Briefly discuss insufficient activation as a resistance mechanism for cancer cells.

A

Pro-drugs need to be metabolised to become active. Less activation means less effect so cancer cell more likely to develop resistance.

88
Q

Discuss target enzyme concentration as a mechanism for resistance in cancer cells.

A

If a drug targets an enzyme and blocks it, increasing the amount of the enzyme, will reduce the effect of the drug.

89
Q

Discuss increased alternative metabolic pathway utilisation as a resistance mechanism for cancer cells.

A

Anti metabolic anticancer drugs target specific metabolic pathways.

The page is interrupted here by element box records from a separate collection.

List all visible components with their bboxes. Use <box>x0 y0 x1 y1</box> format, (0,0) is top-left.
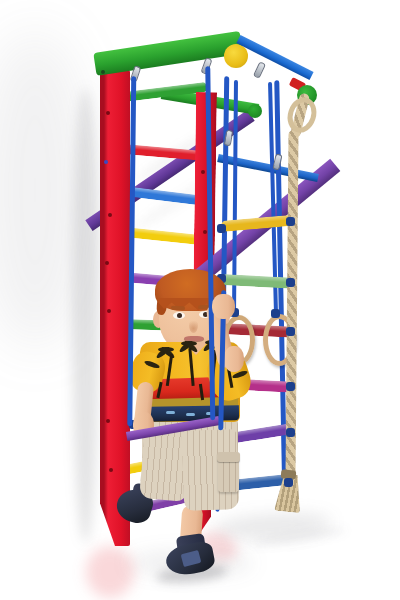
screw-8 <box>201 170 205 174</box>
rope-knot-3 <box>286 278 295 287</box>
screw-2 <box>108 213 112 217</box>
boy-left-hand-grip <box>212 294 235 319</box>
rope-knot-5 <box>286 327 295 336</box>
green-arm-end-cap <box>248 104 262 118</box>
screw-0 <box>106 111 110 115</box>
screw-7 <box>101 70 105 74</box>
hem-mark-1 <box>186 413 195 416</box>
screw-1 <box>104 160 108 164</box>
screw-9 <box>203 230 207 234</box>
rope-knot-1 <box>286 217 295 226</box>
floor-reflection-rail <box>86 546 134 598</box>
boy-left-elbow <box>224 346 244 372</box>
screw-5 <box>106 419 110 423</box>
screw-3 <box>105 261 109 265</box>
boy-nose <box>189 318 198 333</box>
boy-shorts-pocket-flap <box>217 452 240 462</box>
screw-6 <box>109 468 113 472</box>
metal-hook-2 <box>253 61 266 78</box>
boy-pupil-left <box>177 313 182 318</box>
rope-knot-7 <box>286 382 295 391</box>
blue-extension-bar <box>236 35 313 80</box>
left-red-rail <box>100 70 130 546</box>
rope-knot-11 <box>284 478 293 487</box>
screw-4 <box>107 309 111 313</box>
beam-yellow-end-cap <box>224 44 248 68</box>
metal-hook-3 <box>224 130 234 147</box>
hem-mark-0 <box>166 411 175 414</box>
rope-knot-9 <box>286 428 295 437</box>
rope-knot-13 <box>271 309 280 318</box>
product-photo-kids-gym <box>0 0 400 600</box>
top-green-beam <box>93 31 243 76</box>
rope-knot-0 <box>217 224 226 233</box>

If others can be utilised, the antimetabolites are likely to have little effect.

90
Q

Discuss rapid repair of drug induced lesions as a resistance mechanism for cancer cells.

A

Rapidly repairing the lesion, reduces the effect that anticancer drugs have e,g, by damaging DNA to cause cell death. Commonly resistance mechanism for alkylating agents.

91
Q

Discuss altered target activity as a resistance mechanism for cancer cells.

A

If the target operates in a different manner, the drug may no longer have an effect on the target.

92
Q

Discuss gene mutations as a resistance mechanism.

A

Mutations within some genes can cause resistance to specific cytotoxic drugs via various mechanisms.

93
Q

Discuss gene amplification as a resistance mechanism for cancer cells.

A

The high proliferative rate of the cell can contribute to high gene application. Protein may be overproduced. Anticancer drug may be rendered ineffective.

94
Q

Discuss drug pumps as a resistance mechanism for cancer cells.

A

Some cancer cells move the anticancer drug out of the cell without allowing it to penetrate the cell at all - example of primary resistance.